Centerville Mayor Jan Spurgeon presented the Jim Senior Memorial Citizen of the Month award to life-long Centerville resident Gray Craver.
Spurgeon read the following statement:
A life long resident of Centerville, Gary attended Centerville Schools, graduating from Centerville High School with the class of 1961 and Centerville Community College in 1964.
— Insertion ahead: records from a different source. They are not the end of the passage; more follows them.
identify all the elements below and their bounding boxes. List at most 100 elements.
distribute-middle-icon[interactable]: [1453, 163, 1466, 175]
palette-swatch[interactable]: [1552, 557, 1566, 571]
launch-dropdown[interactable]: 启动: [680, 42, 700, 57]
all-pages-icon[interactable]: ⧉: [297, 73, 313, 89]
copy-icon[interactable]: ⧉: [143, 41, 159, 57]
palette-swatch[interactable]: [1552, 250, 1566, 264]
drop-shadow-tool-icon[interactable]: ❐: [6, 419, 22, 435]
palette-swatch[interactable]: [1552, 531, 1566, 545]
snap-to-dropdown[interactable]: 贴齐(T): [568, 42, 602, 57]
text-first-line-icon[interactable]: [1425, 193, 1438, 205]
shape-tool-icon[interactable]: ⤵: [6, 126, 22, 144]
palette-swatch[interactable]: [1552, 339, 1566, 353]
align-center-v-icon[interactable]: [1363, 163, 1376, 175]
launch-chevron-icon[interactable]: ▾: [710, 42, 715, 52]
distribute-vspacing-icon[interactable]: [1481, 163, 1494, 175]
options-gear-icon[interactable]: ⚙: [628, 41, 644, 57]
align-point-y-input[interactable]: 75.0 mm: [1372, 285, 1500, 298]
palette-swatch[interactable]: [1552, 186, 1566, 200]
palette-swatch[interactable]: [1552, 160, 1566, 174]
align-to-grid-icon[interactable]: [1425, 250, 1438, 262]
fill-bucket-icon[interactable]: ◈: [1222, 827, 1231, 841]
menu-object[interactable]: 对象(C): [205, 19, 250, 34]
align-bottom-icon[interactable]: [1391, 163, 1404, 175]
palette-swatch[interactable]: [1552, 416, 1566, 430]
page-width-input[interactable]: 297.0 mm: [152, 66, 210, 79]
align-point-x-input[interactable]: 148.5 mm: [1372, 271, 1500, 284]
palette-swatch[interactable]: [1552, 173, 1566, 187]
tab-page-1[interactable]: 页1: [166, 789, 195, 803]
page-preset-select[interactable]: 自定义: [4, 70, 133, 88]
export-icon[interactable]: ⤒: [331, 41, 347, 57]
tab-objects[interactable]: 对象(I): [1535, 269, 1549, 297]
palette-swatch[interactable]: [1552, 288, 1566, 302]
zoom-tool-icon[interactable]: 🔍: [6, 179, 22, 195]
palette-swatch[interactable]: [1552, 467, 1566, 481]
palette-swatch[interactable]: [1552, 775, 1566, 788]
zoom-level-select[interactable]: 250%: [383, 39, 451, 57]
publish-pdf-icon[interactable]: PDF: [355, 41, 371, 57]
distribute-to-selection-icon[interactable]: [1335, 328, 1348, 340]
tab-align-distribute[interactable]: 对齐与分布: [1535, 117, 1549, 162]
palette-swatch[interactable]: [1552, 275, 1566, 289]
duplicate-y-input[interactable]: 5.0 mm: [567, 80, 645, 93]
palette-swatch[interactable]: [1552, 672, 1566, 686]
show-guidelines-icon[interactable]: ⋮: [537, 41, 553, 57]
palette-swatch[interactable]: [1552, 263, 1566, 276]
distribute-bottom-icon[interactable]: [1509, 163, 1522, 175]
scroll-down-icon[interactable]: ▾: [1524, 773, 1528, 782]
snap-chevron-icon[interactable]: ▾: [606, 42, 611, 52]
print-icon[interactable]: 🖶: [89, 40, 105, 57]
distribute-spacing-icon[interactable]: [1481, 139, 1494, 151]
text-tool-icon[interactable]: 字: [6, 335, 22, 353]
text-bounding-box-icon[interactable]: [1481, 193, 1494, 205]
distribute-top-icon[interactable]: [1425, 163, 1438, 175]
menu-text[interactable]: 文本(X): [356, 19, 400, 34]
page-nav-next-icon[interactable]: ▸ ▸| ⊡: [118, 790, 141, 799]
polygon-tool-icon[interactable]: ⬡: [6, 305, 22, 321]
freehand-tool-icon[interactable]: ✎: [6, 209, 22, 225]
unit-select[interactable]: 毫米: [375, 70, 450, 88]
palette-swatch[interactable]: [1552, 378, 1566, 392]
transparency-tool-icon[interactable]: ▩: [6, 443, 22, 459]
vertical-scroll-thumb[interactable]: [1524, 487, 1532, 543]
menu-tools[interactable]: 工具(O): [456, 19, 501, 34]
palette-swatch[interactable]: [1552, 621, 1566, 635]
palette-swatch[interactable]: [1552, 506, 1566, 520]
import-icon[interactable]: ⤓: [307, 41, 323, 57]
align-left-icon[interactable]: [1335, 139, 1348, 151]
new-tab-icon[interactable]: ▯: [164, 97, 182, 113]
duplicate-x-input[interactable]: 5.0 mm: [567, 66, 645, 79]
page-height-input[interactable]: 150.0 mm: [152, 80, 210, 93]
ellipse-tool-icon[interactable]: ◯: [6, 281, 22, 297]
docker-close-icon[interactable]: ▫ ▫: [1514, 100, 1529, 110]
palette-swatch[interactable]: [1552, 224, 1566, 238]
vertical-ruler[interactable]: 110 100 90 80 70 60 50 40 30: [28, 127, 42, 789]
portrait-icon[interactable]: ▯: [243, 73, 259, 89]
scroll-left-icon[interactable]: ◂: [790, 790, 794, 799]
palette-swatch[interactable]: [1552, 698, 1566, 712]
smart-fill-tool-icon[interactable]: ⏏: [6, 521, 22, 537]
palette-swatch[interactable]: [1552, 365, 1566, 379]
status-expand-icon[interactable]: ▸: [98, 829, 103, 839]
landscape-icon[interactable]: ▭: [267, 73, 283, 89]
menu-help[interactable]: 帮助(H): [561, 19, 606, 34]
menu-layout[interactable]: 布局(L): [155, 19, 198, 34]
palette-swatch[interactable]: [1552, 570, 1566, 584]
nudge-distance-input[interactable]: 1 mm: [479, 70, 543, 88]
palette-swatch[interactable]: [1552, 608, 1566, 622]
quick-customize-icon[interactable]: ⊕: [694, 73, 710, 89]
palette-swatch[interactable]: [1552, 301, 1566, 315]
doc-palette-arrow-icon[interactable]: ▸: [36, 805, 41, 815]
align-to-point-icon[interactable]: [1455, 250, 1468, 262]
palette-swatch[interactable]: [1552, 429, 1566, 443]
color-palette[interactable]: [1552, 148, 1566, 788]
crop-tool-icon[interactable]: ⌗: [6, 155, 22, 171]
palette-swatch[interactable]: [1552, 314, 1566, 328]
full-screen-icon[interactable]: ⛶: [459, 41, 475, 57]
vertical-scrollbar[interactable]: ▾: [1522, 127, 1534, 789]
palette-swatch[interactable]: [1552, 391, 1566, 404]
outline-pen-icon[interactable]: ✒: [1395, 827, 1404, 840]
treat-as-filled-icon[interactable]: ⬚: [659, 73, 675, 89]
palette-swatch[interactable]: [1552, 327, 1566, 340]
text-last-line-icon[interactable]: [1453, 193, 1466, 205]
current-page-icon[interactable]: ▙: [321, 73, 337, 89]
Gary was employed as a police dispatcher for 37 years with the Centerville Police Department. He was hired on May 16, 1966 by Chief of Police, Donald R. “Bob” Curtis. He later served as communications supervisor. In 1986, with his help, the 911 Communications Center was one of the first to become fully NCIC certified in the state of Iowa. He retired in 2003.
Gary has an interest in local history and has researched the history of the Centerville Police Department and Appanoose County Sheriff’s Office. His other interest is doing family research, being a member of the Appanoose Genealogical Society, serving as president since 2006.
Gary served as a member of the Centerville Historic Preservation Commission, being appointed by the Centerville City Council to the commission in 1995. During his service on the commission the Centerville Historic Square District, the Old Appanoose County Jail and Sheriffs residence, Drake Public Library, the historic Second Baptist Church and the CB&Q Passenger Depot were placed on the National Register of Historic Places. From 2001 until July 2005 he served as chairman of the commission.
On April 1 , 2002, Gary was appointed by the Appanoose County Board of Supervisors as a charter member of the Appanoose County Pioneer Cemeteries Commission. He is currently chairman of the commission.